Ребенок страстно желал поскорее появиться на свет. Флориен кусал пальцы в отчаянии. Леонора тужилась, молилась и кричала, а Флориен рыдал, рисуя в воображении страшную смерть матери и ребенка. Когда малыш наконец появился на свет, красно-синий и дрожащий, супруги разрыдались, переполняемые благодарностью и благоговением перед чудом рождения новой жизни.
Мэри завернула новорожденного в полотенце и подала матери.
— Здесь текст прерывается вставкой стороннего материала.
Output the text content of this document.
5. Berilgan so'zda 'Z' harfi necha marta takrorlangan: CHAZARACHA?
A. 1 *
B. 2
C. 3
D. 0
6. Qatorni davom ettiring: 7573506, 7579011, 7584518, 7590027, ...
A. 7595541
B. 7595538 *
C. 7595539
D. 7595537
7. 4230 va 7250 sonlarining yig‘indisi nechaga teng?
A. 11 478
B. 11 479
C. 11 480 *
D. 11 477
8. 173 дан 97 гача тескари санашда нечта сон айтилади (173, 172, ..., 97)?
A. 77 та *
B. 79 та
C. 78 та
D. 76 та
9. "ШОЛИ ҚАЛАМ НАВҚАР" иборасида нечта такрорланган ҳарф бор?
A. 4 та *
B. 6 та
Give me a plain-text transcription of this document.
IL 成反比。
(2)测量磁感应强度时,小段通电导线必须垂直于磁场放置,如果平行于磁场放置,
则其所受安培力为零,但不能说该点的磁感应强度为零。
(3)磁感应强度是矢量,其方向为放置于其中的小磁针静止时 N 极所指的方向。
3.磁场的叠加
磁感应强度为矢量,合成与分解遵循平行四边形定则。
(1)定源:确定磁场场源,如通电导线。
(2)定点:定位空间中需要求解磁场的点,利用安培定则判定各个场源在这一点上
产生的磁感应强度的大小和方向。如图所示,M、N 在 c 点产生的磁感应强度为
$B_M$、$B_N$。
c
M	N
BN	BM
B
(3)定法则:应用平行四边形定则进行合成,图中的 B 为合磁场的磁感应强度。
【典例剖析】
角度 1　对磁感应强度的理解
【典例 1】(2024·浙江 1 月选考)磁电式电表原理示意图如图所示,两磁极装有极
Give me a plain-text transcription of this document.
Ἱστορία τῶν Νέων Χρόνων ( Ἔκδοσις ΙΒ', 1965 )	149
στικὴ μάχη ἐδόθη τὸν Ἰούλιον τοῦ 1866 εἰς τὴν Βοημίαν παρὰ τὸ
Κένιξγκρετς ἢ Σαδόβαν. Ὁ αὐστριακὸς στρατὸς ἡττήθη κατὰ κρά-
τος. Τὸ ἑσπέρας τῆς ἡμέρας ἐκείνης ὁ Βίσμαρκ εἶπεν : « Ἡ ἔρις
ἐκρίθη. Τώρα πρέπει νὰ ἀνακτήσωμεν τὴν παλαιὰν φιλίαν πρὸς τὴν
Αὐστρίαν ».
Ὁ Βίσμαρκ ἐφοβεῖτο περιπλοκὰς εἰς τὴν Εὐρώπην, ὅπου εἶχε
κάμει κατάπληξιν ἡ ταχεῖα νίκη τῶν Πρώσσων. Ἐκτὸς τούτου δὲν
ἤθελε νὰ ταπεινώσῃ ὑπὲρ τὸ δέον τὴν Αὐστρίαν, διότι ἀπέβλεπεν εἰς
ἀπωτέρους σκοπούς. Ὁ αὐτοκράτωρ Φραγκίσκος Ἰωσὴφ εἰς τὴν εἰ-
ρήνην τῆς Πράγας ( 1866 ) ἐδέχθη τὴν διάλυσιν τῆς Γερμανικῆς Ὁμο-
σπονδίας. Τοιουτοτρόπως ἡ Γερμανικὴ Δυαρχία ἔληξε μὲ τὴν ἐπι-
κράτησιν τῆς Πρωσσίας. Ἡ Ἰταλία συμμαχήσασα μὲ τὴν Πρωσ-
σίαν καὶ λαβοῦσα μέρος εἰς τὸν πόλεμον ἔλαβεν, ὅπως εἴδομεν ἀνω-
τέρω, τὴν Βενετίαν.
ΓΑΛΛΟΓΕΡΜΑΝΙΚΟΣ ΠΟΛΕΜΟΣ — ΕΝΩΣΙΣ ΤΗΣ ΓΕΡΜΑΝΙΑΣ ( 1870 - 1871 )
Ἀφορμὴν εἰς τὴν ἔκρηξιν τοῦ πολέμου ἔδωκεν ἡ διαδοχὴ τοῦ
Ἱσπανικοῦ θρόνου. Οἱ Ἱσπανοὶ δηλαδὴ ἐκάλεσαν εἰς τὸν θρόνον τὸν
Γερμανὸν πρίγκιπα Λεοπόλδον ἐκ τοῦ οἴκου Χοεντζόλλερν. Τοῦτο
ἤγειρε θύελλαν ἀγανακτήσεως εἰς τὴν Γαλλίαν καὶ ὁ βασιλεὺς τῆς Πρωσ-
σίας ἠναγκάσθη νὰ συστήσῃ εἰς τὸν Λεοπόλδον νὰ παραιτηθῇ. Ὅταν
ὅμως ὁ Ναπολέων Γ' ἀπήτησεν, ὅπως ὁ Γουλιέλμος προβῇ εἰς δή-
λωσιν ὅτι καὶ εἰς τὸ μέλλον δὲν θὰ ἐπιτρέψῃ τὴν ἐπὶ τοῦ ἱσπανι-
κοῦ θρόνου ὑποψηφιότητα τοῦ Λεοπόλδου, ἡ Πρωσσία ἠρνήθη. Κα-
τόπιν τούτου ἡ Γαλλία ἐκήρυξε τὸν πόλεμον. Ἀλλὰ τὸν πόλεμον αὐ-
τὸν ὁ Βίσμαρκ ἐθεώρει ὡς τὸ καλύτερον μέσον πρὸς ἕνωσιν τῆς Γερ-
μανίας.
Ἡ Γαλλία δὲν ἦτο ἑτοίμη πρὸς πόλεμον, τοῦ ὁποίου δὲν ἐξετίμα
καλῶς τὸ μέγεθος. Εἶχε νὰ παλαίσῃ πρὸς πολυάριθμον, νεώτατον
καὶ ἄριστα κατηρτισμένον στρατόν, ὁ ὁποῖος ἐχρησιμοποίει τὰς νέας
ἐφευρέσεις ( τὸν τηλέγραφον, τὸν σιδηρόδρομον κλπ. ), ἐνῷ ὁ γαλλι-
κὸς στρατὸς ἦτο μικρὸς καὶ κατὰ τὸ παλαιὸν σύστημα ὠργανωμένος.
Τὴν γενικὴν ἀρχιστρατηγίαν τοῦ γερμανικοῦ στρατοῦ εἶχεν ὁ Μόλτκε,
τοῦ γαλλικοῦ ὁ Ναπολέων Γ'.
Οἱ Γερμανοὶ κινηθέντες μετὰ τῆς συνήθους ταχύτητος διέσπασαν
Флориен подумал, что рождение ребенка — самое мучительное испытание в его жизни. Он присел на край кровати и коснулся крохотной ручонки сына, который тут же схватил его палец своими маленькими пальчиками.
— Посмотри, любовь моя, он держится за меня!
Лицо Леоноры вспыхнуло от удивления и радости, потому что никогда прежде Флориен не обращался к ней так ласково.
— Ты назвал меня «любовь моя», — сказала она, прильнув к нему.
Он зарыл лицо в ее волосы.
— Это потому, что ты — моя любовь, — повторил он охрипшим голосом. — Я никогда не любил тебя так сильно, как сейчас. Но еще сильнее я восхищаюсь тобой. Ты такая смелая и сильная! Ты подарила этому миру моего сына, и мы будем любить его, заботиться о нем, дадим ему все, что в наших силах. Я больше не буду таким, как прежде.
— И я тоже, — прошептала она, наклоняясь, чтобы поцеловать влажное личико малыша. — Ничто в жизни не будет для меня важнее моего ребенка.
— Как мы назовем его?
— А как ты хочешь?
— Панацель, в честь моего отца.
Леонора улыбнулась.
— Маленький Панацель! — Она вздохнула и снова поцеловала сына. — Ты будешь благословлен именем своего деда. Ты — необыкновенный малыш.
Когда Алисия в очередной раз вырвалась из круговорота светских вечеринок, чтобы съездить в Дорсет, Леонора и Флориен уже устроились в своем новом домике. Маленький Панацель спал в колыбельке в спальне, пропахшей лавандой и тальком, а Леонора суетилась по дому, придавая ему уют. Флориен встретил свояченицу у двери, которую он как раз красил в белый цвет. К ее удивлению, зять улыбнулся ей холодно, словно они были едва знакомы. Огонь желания погас, чтобы никогда не загореться снова, и Алисия поняла, что Леоноре каким-то образом удалось завоевать его сердце.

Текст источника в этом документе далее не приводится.